II. LE COMPONENTI DELLA TEOLOGIA

29. In forza della sua natura e della sua funzione la teologia è una scienza unitaria, che si nutre alle fonti della Rivelazione ed enuclea i dati che vi trova ad lumen fidei, sia nel processo di investigazione positiva, sia in quello di elaborazione specu­lativa. Essa è pertanto positiva e sistematica insieme. La base, infatti, della teologia è lo studio delle fonti della Ri­velazione, volto a stabilire ciò che Dio ha rivelato. Questo stu­dio dell'auditus fidei, al suo livello scientifico, dà luogo alla teo­logia positiva. I risultati della teologia positiva sono l'oggetto di una ulte­riore elaborazione scientifica da parte della teologia sistematica, che, secondo le esigenze dell'intellectus fidei, cerca di penetrare il senso e di scoprire le connessioni delle verità rivelate, cosi da coordinarle in modo organico e unitario.(15) Queste due componenti della teologia - la ricerca storica e la riflessione razionale - non si possono mai separare del tutto, perché vi sono continue mutue interferenze, e le loro funzioni sono complementari: è necessario che esse si manten­gano in un costante equilibrio, senza che l'una cerchi di so­praffare l'altra.

1. Dimensione storica della teologia

Riguardo alla ricerca storica, che è predominante nella com­ponente positiva del lavoro teologico, l'indicazione da seguire è triplice:

30 1) Essa deve essere svolta con i propri metodi. Ciò comporta una legittima libertà di ricerca condotta su una seria base do­cumentaria, che però non risolva la teologia in pura filologia o critica storica. Fermarsi esclusivamente a tale livello compor­terebbe per la teologia positiva il rischio di diventare sterile e di tradire la sua missione.

31 Infatti, la teologia positiva deve riconoscere, come primo pre­supposto, il carattere soprannaturale del suo oggetto e l'origine divina della Chiesa. La sua elaborazione non può essere guida­ta dalla sola mente umana, ma altresì deve essere guidata dalla luce della fede e dal Magistero della Chiesa. I suoi fondamenti stanno nella teologia della Rivelazione, della ispirazione, della Chiesa. E questa ha la missione di custodire fedelmente e in­terpretare autenticamente la parola di Dio.(16)

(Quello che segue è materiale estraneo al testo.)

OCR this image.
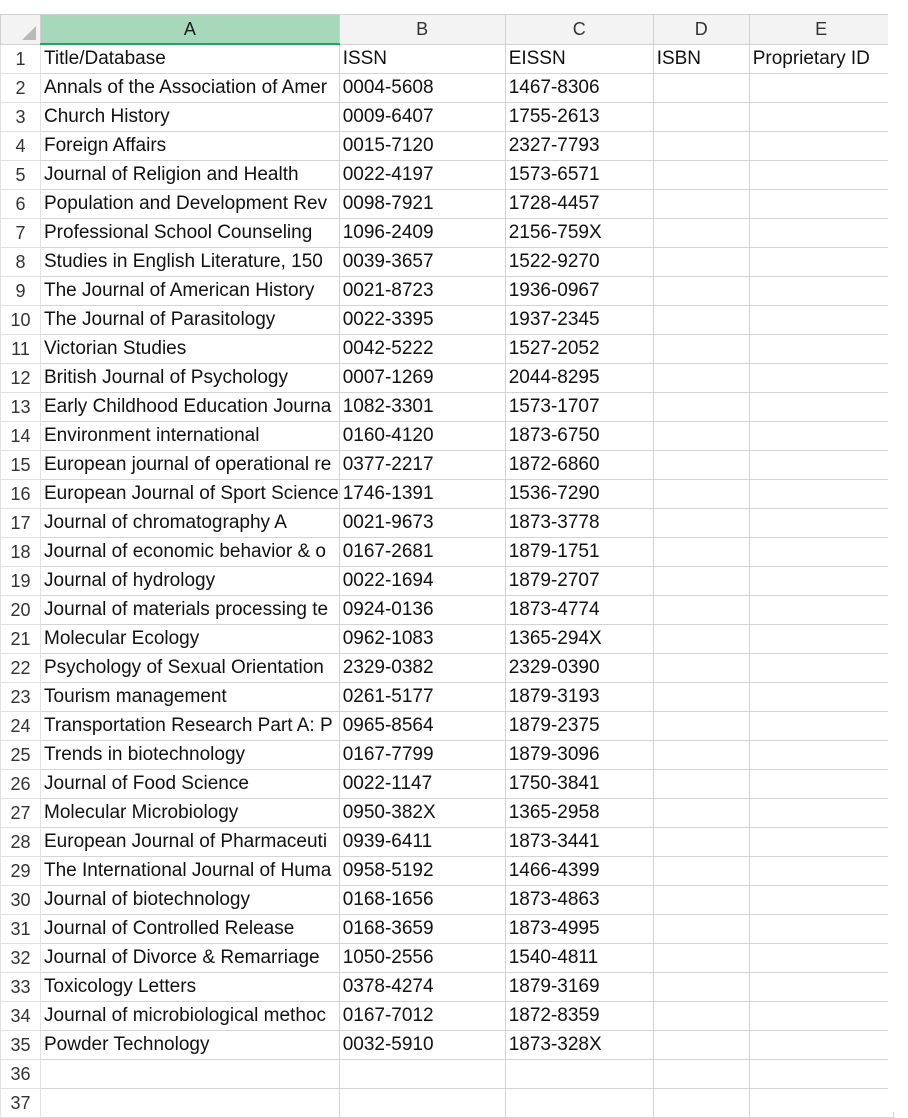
	A	B	C	D	E
1	Title/Database	ISSN	EISSN	ISBN	Proprietary ID
2	Annals of the Association of Amer	0004-5608	1467-8306		
3	Church History	0009-6407	1755-2613		
4	Foreign Affairs	0015-7120	2327-7793		
5	Journal of Religion and Health	0022-4197	1573-6571		
6	Population and Development Rev	0098-7921	1728-4457		
7	Professional School Counseling	1096-2409	2156-759X		
8	Studies in English Literature, 150	0039-3657	1522-9270		
9	The Journal of American History	0021-8723	1936-0967		
10	The Journal of Parasitology	0022-3395	1937-2345		
11	Victorian Studies	0042-5222	1527-2052		
12	British Journal of Psychology	0007-1269	2044-8295		
13	Early Childhood Education Journa	1082-3301	1573-1707		
14	Environment international	0160-4120	1873-6750		
15	European journal of operational re	0377-2217	1872-6860		
16	European Journal of Sport Science	1746-1391	1536-7290		
17	Journal of chromatography A	0021-9673	1873-3778		
18	Journal of economic behavior & o	0167-2681	1879-1751		
19	Journal of hydrology	0022-1694	1879-2707		
20	Journal of materials processing te	0924-0136	1873-4774		
21	Molecular Ecology	0962-1083	1365-294X		
22	Psychology of Sexual Orientation	2329-0382	2329-0390		
23	Tourism management	0261-5177	1879-3193		
24	Transportation Research Part A: P	0965-8564	1879-2375		
25	Trends in biotechnology	0167-7799	1879-3096		
26	Journal of Food Science	0022-1147	1750-3841		
27	Molecular Microbiology	0950-382X	1365-2958		
28	European Journal of Pharmaceuti	0939-6411	1873-3441		
29	The International Journal of Huma	0958-5192	1466-4399		
30	Journal of biotechnology	0168-1656	1873-4863		
31	Journal of Controlled Release	0168-3659	1873-4995		
32	Journal of Divorce & Remarriage	1050-2556	1540-4811		
33	Toxicology Letters	0378-4274	1879-3169		
34	Journal of microbiological methoc	0167-7012	1872-8359		
35	Powder Technology	0032-5910	1873-328X		
36					
37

32 2) Poiché vi è una dimensione storica della Rivelazione, della sua trasmissione e dello stesso Magistero che la custodisce e la interpreta, la teologia positiva deve ricorrere, oltre che ai suoi metodi tradizionali di ricerca (filologia, storia, critica storica), anche alla riflessione filosofica o filosofico-teologica. Tale rifles­sione ha come oggetto la natura della testimonianza, i rapporti che intercorrono tra i fatti e il loro significato, il carattere di questi rapporti, e quindi la relazione tra testimoni oculari e comunità credente, e inoltre, il carattere specifico del tempo della storia della salvezza e il carattere storico dei racconti e dei fatti.(17)

33 3) La necessità di ricorrere in questa parte positiva del lavoro teologico alla riflessione filosofica deriva anche dagli svi­luppi dell'ermeneutica moderna, dovuti alla particolare sensi­bilità che l'odierna cultura ha verso la realtà storica. Essa, in­fatti, attira l'attenzione dei teologi sul condizionamento storico del pensiero nelle sue varie espressioni, e con ciò stesso sulla differenza che passa tra il modo di pensare e di esprimersi dell'uomo moderno e quello che si riscontra nella Bibbia e nelle formulazioni tradizionali della fede. La teologia deve assumersi il compito di esporre e di reinterpretare i contenuti della fede, al fine di esprimerli in concetti comprensibili dagli uomini d'oggi, staccandoli dai mezzi espressivi del passato, che forse non sono più completamente accessibili nel presente. A tale proposito va però notato che «altra è la sostanza dell'antica dottrina del depositum fidei e altra è la formulazione del suo rivestimento».(18) Mentre soltanto quest'ultima può subire condizionamenti storici, trasformazioni e adattamenti, la pri­ma rimane immutabile e ferma. È, quindi, di somma importanza che il teologo nel suo lavoro sappia evitare gli scogli del puro positivismo e storicismo,(19) il quale ama spiegare tutti i fenomeni del pensiero e della morale unicamente con cause e condi­zioni storiche, e ciò fino al punto da ridurre ogni verità di valore permanente e oggettivo alla relatività delle contingenze stori­che. Il teologo, pertanto, per assolvere con successo i suoi gravi compiti, deve lasciarsi guidare, oltre che dal Magistero(20) e dalle norme esegetiche,(21) anche dai sani principi filosofici circa il va­lore oggettivo della conoscenza umana.(22)

2. Dimensione sistematica

34 La presente situazione, caratterizzata da una certa disaffe­zione per la filosofia, richiede innanzitutto che venga posta in debita luce la necessità e la natura della riflessione teologica voluta dal Concilio, il quale, «per illustrare quanto più integralmente possibile i misteri della salvezza», prescrive che «gli alunni imparino ad approfondirli e a vederne il nesso per mezzo della speculazione, avendo S.Tommaso per maestro».(23)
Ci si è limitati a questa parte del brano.